Structural Rigidity Control toward Cr~(3+)-Based Broadband Near-Infrared Luminescence with Enhanced Thermal Stability

摘要

Broadband near-infrared (NIR) light sources based on phosphor-converted light-emitting diodes (pc-LEDs) are desirable for biochemical analysis and medical diagnosis applications; however, the development of target NIR phosphor is still a challenge. Herein, broadband NIR phosphors, Cr~(3+)-activated CaSc_(1-x)Al_(1+x)SiO6 (λ_(em) = 950 nm), are designed and optimized by chemical substitution toward enhanced quantum efficiency and thermal stability. Structural and spectral analyses along with density functional theory calculations reveal that Sc~(3+)/Al~(3+) substitution contributes to enhancing the structural rigidity and the local symmetry of the [Sc/AlO6] octahedron so that the nonradiative relaxation of Cr~(3+) emission centers is suppressed significantly.

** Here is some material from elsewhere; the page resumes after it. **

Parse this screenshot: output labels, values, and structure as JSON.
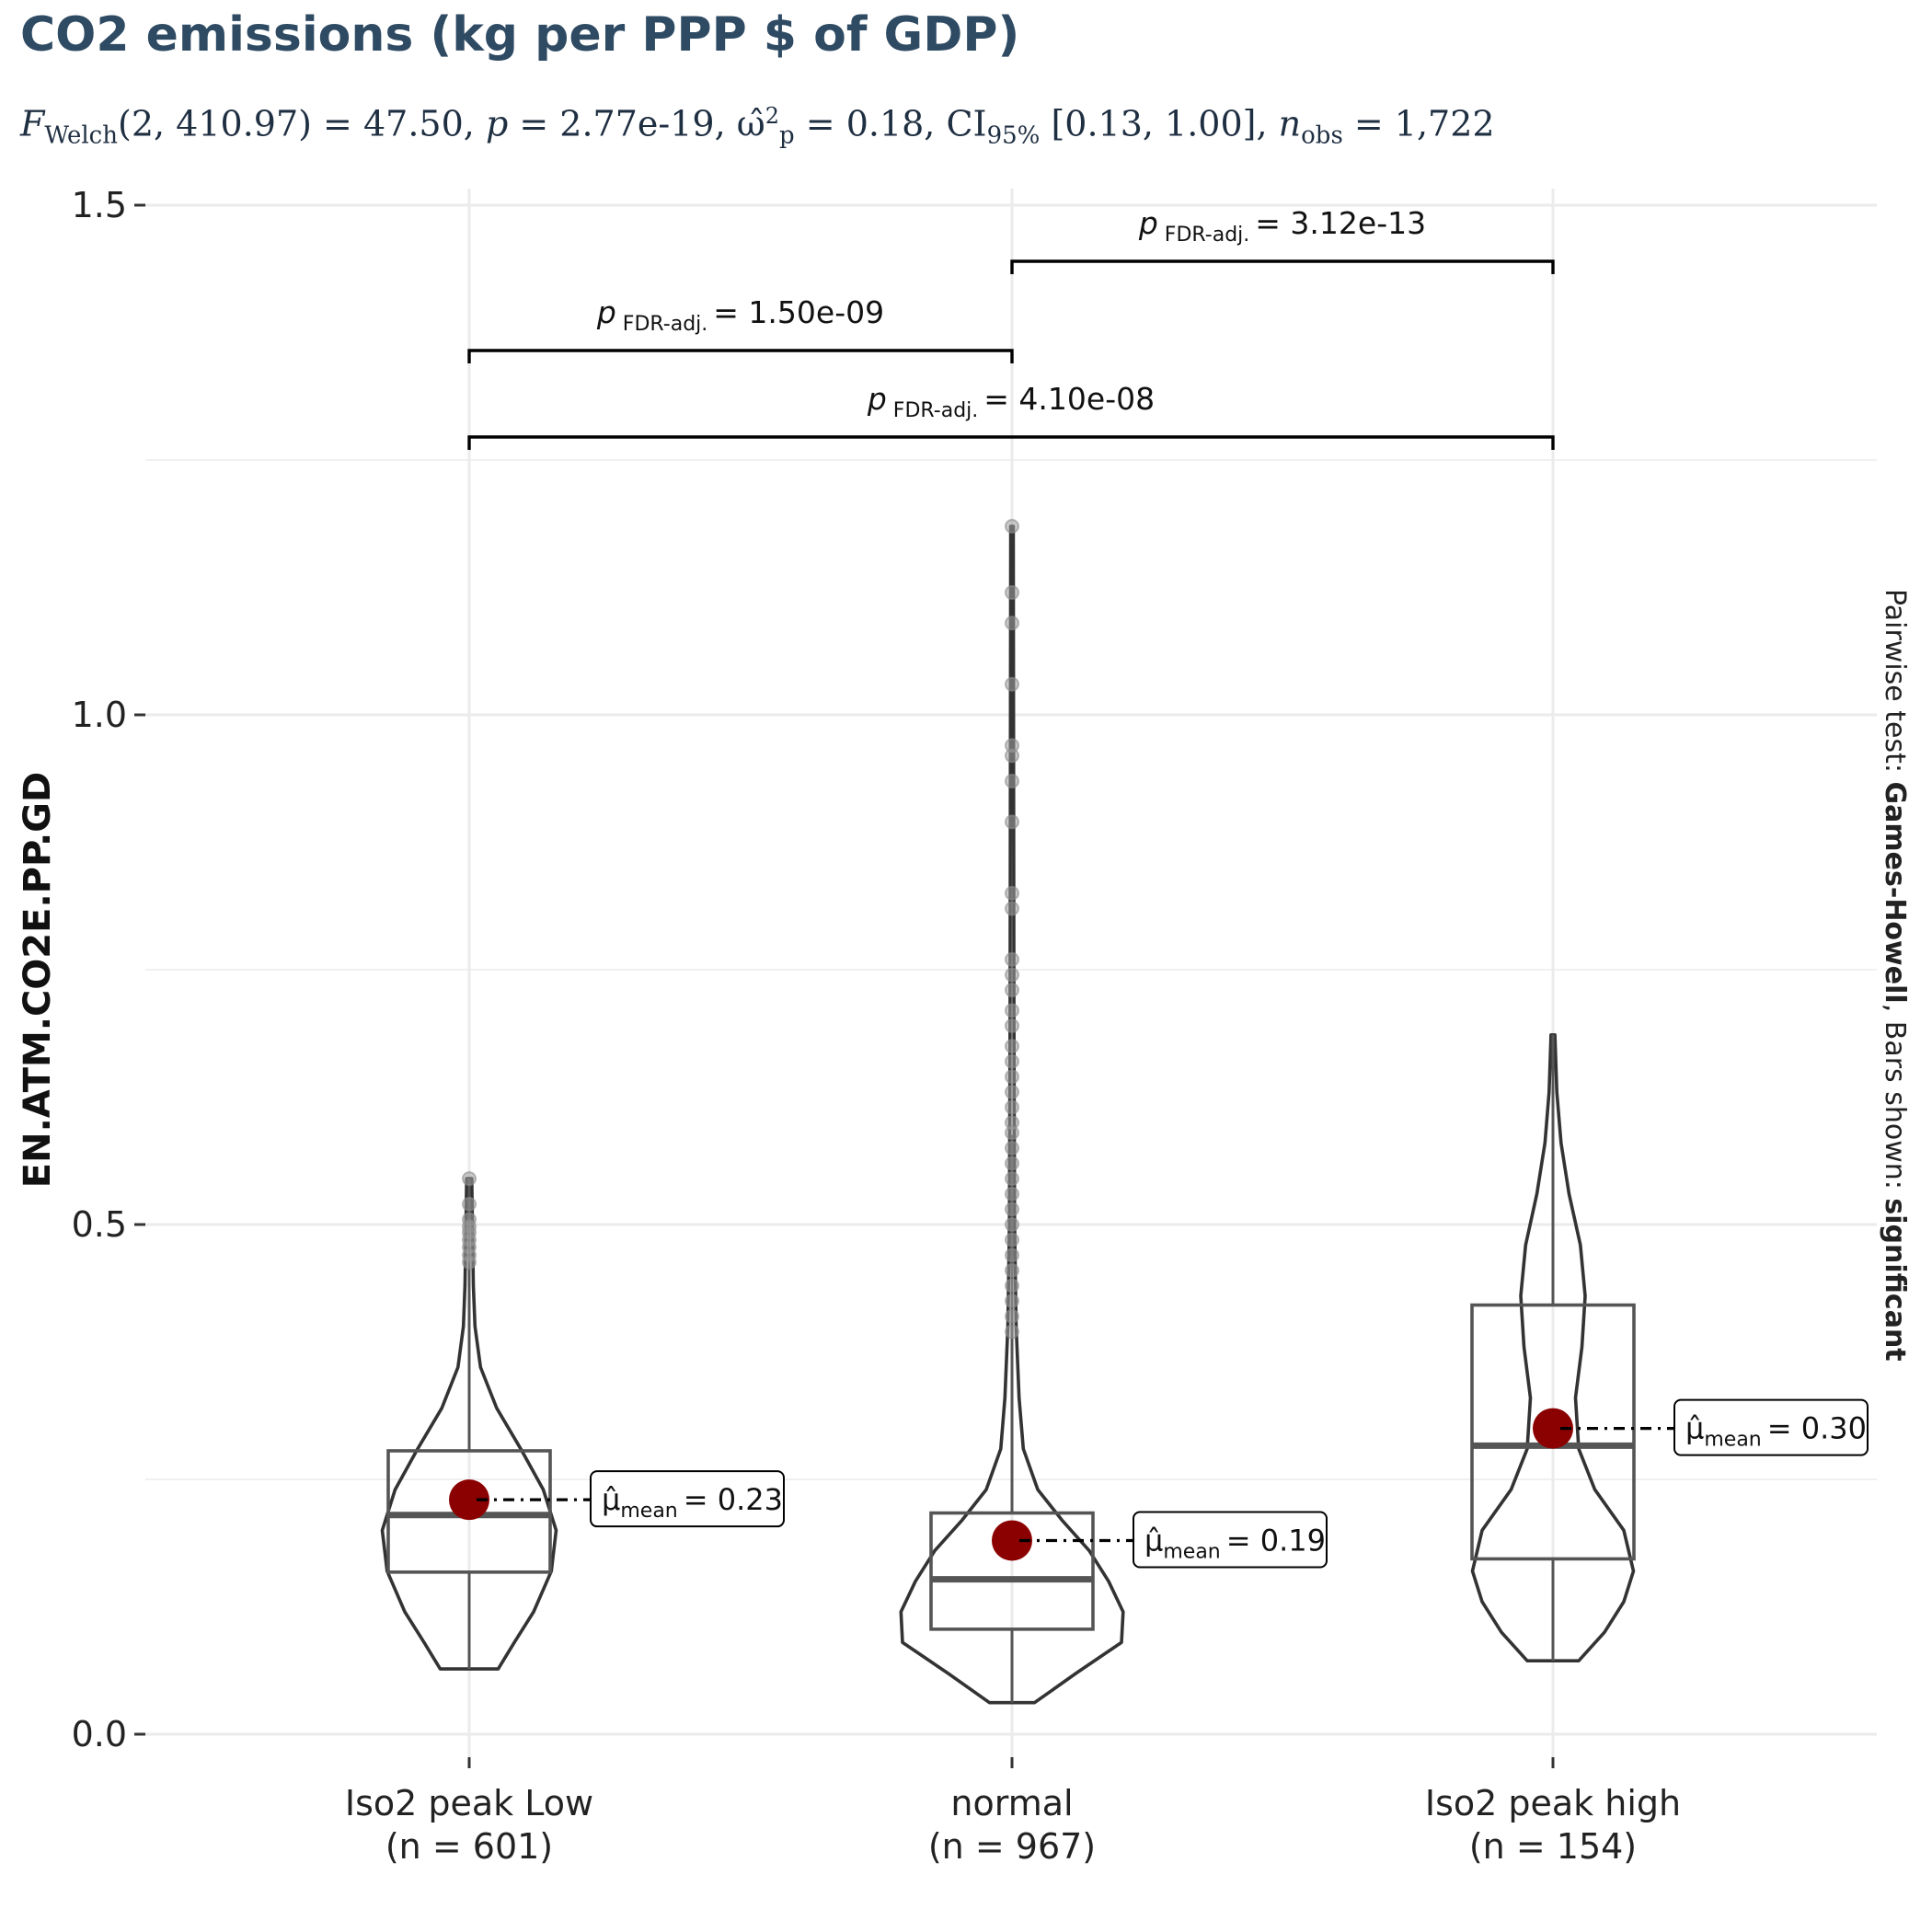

The as-fabricated phosphor-in-glass-based NIR LED light source demonstrates great potential in the detection of alcohol concentration. This study provides a local structure design principle for exploring NIR phosphors with enhanced thermal stability and will also stimulate further studies on material discovery and quantitative analysis of NIR spectroscopy.